RQ requires Redis >= 3.0.0.

Build status PyPI Coverage

Full documentation can be found here.

Support RQ

If you find RQ useful, please consider supporting this project via Tidelift.

Getting started

First, run a Redis server, of course:

$ redis-server

To put jobs on queues, you don't have to do anything special, just define your typically lengthy or blocking function:

import requests

def count_words_at_url(url):
    """Just an example function that's called async."""
    resp = requests.get(url)
    return len(resp.text.split())

You do use the excellent requests package, don't you?

Then, create an RQ queue:

from redis import Redis
from rq import Queue

q = Queue(connection=Redis())

And enqueue the function call:

from my_module import count_words_at_url
job = q.enqueue(count_words_at_url, 'http://nvie.com')

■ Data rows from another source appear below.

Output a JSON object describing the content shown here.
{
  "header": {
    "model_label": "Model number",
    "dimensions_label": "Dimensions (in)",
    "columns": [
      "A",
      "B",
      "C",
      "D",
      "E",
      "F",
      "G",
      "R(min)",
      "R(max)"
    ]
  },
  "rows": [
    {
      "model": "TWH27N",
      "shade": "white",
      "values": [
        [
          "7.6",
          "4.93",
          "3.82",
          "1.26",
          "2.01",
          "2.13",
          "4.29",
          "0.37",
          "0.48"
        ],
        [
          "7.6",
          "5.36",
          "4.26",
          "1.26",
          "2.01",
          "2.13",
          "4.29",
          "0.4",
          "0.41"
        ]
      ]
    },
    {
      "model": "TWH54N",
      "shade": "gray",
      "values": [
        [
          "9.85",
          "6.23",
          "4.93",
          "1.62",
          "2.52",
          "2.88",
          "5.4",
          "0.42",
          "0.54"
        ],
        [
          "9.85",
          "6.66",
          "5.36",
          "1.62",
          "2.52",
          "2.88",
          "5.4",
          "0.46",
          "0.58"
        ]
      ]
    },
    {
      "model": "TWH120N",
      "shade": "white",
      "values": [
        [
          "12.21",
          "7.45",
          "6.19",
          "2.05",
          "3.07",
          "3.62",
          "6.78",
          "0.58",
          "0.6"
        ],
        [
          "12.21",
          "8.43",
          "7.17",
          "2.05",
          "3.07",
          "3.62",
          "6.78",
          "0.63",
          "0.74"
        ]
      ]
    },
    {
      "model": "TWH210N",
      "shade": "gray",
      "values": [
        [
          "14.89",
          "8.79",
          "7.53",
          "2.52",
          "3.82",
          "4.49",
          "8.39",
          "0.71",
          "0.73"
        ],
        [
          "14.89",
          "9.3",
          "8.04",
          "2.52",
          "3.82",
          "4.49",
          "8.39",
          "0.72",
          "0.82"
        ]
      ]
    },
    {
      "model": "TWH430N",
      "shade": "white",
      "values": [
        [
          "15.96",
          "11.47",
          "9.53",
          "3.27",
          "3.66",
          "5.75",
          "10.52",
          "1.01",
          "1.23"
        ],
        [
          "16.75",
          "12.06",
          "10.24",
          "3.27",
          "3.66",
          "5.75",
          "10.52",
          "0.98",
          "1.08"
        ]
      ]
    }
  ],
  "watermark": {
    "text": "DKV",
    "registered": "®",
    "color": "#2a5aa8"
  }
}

For a more complete example, refer to the docs. But this is the essence.

The worker

To start executing enqueued function calls in the background, start a worker from your project's directory:

$ rq worker
*** Listening for work on default
Got count_words_at_url('http://nvie.com') from default
Job result = 818
*** Listening for work on default

That's about it.

Installation

Simply use the following command to install the latest released version:

pip install rq

If you want the cutting edge version (that may well be broken), use this:

pip install -e git+https://github.com/nvie/rq.git@master#egg=rq

Check out these below repos which might be useful in your rq based project.

Project history

This project has been inspired by the good parts of Celery, Resque and this snippet, and has been created as a lightweight alternative to the heaviness of Celery or other AMQP-based queueing implementations.